Ce virus makhzénien qui est inoculé à tous ces gens qui pensent différemment nuit au pays et à son évolution. Tout d’abord, il divise la société en deux clans d’intellectuels: ceux qui trouveraient des arguments ubuesques pour justifier n’importe quelle situation, et les autres qui seraient dans un débat cérébral pour convaincre que le Maroc doit changer. Malheureusement, ces derniers se retrouvent marginalisés, voire transparents dans le débat national, et la seule reconnaissance qu’ils obtiennent vient des chancelleries et organismes étrangers.
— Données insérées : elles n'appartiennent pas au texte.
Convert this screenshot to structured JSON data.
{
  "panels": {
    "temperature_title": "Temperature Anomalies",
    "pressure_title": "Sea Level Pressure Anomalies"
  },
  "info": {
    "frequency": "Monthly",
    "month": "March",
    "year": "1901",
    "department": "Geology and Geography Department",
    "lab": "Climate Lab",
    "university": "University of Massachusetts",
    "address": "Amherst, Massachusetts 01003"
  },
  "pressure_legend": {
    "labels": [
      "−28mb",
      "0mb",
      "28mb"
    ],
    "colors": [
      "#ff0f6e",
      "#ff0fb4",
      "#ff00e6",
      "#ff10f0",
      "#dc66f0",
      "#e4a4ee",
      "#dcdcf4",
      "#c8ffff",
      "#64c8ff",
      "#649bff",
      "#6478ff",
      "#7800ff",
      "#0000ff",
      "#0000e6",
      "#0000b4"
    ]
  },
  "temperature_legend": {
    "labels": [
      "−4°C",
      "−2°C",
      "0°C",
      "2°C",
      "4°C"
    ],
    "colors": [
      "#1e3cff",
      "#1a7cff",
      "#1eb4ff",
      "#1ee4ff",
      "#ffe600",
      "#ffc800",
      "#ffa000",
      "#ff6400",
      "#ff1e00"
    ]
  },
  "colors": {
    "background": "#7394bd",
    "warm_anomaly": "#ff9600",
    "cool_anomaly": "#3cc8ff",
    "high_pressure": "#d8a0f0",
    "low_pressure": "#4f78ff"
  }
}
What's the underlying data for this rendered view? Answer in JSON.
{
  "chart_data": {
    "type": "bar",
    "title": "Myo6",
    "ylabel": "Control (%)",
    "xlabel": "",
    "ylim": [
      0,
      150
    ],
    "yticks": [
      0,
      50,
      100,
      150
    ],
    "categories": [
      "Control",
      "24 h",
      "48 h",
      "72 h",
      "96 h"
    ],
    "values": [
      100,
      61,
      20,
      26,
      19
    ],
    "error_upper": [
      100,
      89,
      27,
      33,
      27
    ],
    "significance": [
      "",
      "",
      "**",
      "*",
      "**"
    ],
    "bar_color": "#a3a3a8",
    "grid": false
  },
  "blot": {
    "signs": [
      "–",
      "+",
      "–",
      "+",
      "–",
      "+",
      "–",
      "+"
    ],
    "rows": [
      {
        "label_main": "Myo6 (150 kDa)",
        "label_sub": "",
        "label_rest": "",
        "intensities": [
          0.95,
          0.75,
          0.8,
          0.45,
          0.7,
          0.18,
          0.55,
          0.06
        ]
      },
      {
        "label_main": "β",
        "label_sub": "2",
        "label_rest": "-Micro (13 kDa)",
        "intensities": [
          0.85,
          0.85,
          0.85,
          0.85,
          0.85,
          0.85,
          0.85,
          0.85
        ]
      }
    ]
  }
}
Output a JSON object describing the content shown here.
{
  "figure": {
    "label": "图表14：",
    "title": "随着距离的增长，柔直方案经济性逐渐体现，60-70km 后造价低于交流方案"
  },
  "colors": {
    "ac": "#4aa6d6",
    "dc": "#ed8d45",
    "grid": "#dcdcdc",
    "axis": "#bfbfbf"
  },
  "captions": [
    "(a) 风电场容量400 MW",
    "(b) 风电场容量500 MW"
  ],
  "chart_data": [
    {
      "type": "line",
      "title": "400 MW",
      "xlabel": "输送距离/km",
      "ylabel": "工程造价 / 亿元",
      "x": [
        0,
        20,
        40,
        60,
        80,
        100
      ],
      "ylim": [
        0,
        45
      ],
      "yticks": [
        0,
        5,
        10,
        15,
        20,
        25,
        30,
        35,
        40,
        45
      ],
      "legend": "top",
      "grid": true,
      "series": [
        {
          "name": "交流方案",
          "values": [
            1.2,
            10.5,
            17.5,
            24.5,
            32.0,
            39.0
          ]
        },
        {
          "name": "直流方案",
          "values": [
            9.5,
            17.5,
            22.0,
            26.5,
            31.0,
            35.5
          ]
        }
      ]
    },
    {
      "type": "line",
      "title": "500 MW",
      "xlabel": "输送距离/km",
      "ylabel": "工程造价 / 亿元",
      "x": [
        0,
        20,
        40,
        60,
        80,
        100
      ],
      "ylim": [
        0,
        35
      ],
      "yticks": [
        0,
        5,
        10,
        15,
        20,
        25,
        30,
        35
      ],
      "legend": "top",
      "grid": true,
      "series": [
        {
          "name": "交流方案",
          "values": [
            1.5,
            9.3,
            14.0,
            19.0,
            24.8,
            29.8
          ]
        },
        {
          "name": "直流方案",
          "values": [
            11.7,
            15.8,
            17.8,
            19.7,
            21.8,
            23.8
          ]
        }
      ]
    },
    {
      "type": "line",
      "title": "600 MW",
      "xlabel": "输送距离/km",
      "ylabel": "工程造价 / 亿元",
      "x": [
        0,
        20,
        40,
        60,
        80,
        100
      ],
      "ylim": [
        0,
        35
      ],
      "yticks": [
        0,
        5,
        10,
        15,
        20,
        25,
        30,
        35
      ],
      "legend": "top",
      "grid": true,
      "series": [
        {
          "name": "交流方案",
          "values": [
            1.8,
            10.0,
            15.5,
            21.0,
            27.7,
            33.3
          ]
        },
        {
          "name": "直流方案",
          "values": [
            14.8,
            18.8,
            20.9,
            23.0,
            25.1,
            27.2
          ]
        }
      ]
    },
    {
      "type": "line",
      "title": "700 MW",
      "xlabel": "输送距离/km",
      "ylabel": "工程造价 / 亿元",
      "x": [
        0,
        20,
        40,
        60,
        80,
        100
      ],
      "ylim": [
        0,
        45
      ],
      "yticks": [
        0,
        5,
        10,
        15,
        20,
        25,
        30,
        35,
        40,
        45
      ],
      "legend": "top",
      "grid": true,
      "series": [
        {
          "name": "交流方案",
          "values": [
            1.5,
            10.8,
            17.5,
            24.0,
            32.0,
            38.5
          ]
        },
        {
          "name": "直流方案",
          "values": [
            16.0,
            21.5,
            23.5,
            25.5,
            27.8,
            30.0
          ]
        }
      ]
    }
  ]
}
Cette orchestration de la pensée savamment taillée fait que le Maroc est otage du syndrome de la pensée unique qui enfume le débat national. Or, la question qui se pose aujourd’hui est la suivante: notre pays peut-il prétendre refondre son modèle de développement sur la base d’une seule pensée?

La réponse est bien évidemment non. Le Maroc est entré dans un sommeil développementaliste ces cinq dernières années, et pour le réveiller il faut impliquer toutes les forces vives du pays, et surtout accepter la différence. Traiter des universitaires, des journalistes, des économistes, des hommes et femmes de lettres de traîtres à la nation, c’est prendre le risque de passer à côté d’idées qui peuvent contribuer au sauvetage du Maroc.

Aujourd’hui, il n’est pas question de sauver le système, car celui-ci, on le sait, doit être réformé. Il faut plutôt sauver notre pays et ses institutions, et pour ce faire, l’Etat doit s’intéresser à ces intellectuels de tous bords qui, plus ils sont isolés, plus ils se radicalisent dans leurs discours. Ce n’est pas en créant un CESE ou un IRES qui sont de véritables moulinex à idées qu’on y arrivera. En optant pour une approche inclusive et sincère de toutes les pensées, peut-être que notre pays réussira à tracer cette nouvelle feuille de route pour les générations à venir.

Et pour revenir au débat qui pollue l’époque que nous traversons, il faut savoir que notre pays n’a aucune autre alternative viable sur la table. Les partis politiques, la société civile et le peuple à travers ses différentes couches sociales sont tous enchevêtrés dans la monarchie. C’est là une force dont on n’estime pas l’impact, mais à condition de pouvoir orchestrer tout cela à bon escient. Je profite de ce lien pour féliciter Sa Majesté le Roi à l’occasion de ses 19 ans de règne, et lui souhaite longue vie afin de continuer à œuvrer d’un pas ferme pour construire un Maroc moderne, juste et qui favorise la méritocratie.